Can dehumidification be achieved in a typical US residential forced-air system without dedicated components

hvac

We have a very typical forced-air HVAC system with a medium-efficiency gas furnace and split-system central air conditioner in our house; however, latent load buildup (i.e. stickiness) is a problem during the spring when mild conditions prevail, too mild to make the sensible cooling from A/C alone an option. Would running the furnace and air conditioner simultaneously be an effective way to dehumidify the air while leaving it at a comfortable temperature, or would that risk damaging some part of the HVAC system, or would it simply not have the desired effect?

(Obviously, we'd need a humidistat for this, but that's a different issue.)

Best Answer

I will give you an off-label hypothetical answer for your hypothetical question TPE. Do with it what you will.

Many medium efficiency systems have the evaporator coil placed downstream in the airflow after the gas furnace heat exchanger to insure that condensation from the AC does not form on the furnace heat exchanger, rusting it out. If you have a system that has the evaporator downstream of the furnace then as Tester101 said, “nothing good” would come of running the AC and the heater simultaneously. The furnace would overpower the evaporator and no moisture would be removed from the air, and you would have very big utility bill and your compressor might keep tripping on its overload protection.

If you happen to have a system where the evaporator coil is upstream in the airflow from the heat exchanger for the furnace and you are an ace at wiring your own control systems, then what you ask might be possible provided the following conditions are met:

  1. The AC system should have a “low ambient” control installed. This usually includes two components (i) a head pressure control that slows the outdoor condenser fan to keep head pressure above the minimum acceptable level when the outdoor ambient is below mid 70s and, (ii) a freeze-stat that senses the temperature of the suction line leaving the evaporator coil which shuts the compressor off for a few minutes when the temperature falls to freezing, insuring that the evaporator coil never accumulates ice when it is being asked to cool already cool 68 degree air from the house.

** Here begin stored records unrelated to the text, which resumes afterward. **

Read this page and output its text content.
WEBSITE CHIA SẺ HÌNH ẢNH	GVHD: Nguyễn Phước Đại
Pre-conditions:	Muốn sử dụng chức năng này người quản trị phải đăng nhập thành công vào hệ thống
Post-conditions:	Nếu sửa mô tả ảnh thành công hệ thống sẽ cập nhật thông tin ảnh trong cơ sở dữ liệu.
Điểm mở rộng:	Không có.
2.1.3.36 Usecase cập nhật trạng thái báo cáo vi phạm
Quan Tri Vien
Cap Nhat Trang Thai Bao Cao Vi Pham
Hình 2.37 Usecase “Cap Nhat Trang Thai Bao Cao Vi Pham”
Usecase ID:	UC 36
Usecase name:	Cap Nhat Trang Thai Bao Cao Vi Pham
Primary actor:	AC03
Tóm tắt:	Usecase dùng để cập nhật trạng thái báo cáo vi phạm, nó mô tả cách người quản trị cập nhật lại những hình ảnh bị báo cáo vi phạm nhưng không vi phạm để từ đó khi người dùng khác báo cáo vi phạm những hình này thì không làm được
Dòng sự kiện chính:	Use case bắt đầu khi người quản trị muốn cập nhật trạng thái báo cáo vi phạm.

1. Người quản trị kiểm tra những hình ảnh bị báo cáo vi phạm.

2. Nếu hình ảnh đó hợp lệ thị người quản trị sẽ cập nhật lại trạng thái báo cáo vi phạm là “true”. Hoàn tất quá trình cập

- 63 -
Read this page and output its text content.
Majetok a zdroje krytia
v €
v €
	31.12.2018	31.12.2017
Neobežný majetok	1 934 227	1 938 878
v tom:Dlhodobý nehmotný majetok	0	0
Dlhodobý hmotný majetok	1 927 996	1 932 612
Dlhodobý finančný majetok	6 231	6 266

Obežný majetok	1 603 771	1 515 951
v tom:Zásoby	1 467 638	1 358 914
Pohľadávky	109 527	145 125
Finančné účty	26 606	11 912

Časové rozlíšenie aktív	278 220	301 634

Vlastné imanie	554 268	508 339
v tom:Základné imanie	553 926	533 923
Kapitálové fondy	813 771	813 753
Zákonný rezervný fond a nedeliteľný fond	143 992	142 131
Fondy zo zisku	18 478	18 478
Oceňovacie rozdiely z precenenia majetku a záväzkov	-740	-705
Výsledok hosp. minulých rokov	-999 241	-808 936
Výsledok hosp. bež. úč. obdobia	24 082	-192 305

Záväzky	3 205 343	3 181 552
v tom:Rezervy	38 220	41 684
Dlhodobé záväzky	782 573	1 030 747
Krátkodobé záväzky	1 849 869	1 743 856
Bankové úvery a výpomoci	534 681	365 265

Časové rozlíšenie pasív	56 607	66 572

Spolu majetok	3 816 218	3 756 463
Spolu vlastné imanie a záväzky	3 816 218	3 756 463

  2. The airflow for your furnace blower should be set so that the air temperature leaving your evaporator coil is in the mid to upper 40F degree range. (You want to remove latent heat from humid 70F air, so you must get the evaporator coil well below the dew point). To do this without risking early destruction of your compressor, your AC system preferably needs to have a thermal expansion valve (TEV) to regulate evaporator coil and not a fixed expansion orifice. If it has a fixed expansion orifice and no accumulator to protect the compressor, then a skilled refrigeration technician will need to carefully set the system refrigerant charge so you do not get liquid flood back going into your compressor during cold operating temperatures. Of course, you could have that tech retrofit your system with a TEV instead.

  3. During dehumidification operation, your furnace would need to cycle to maintain the desired discharge temperature around 72 degrees F while the system is running. The furnace is typically about twice as powerful as the AC in terms of BTU/hr, so it could not run continuously during the dehumidifying cycle unless you want to heat your house.

  4. You would need to build or find a suitable mode switch for your system that would allow you to select between “HEAT, COOL, FAN, and DEHUMIDIFY.”

  5. You would need to periodically inspect your furnace heat exchanger to make certain that if it forms an excessive amount of corrosion, you would know to replace it.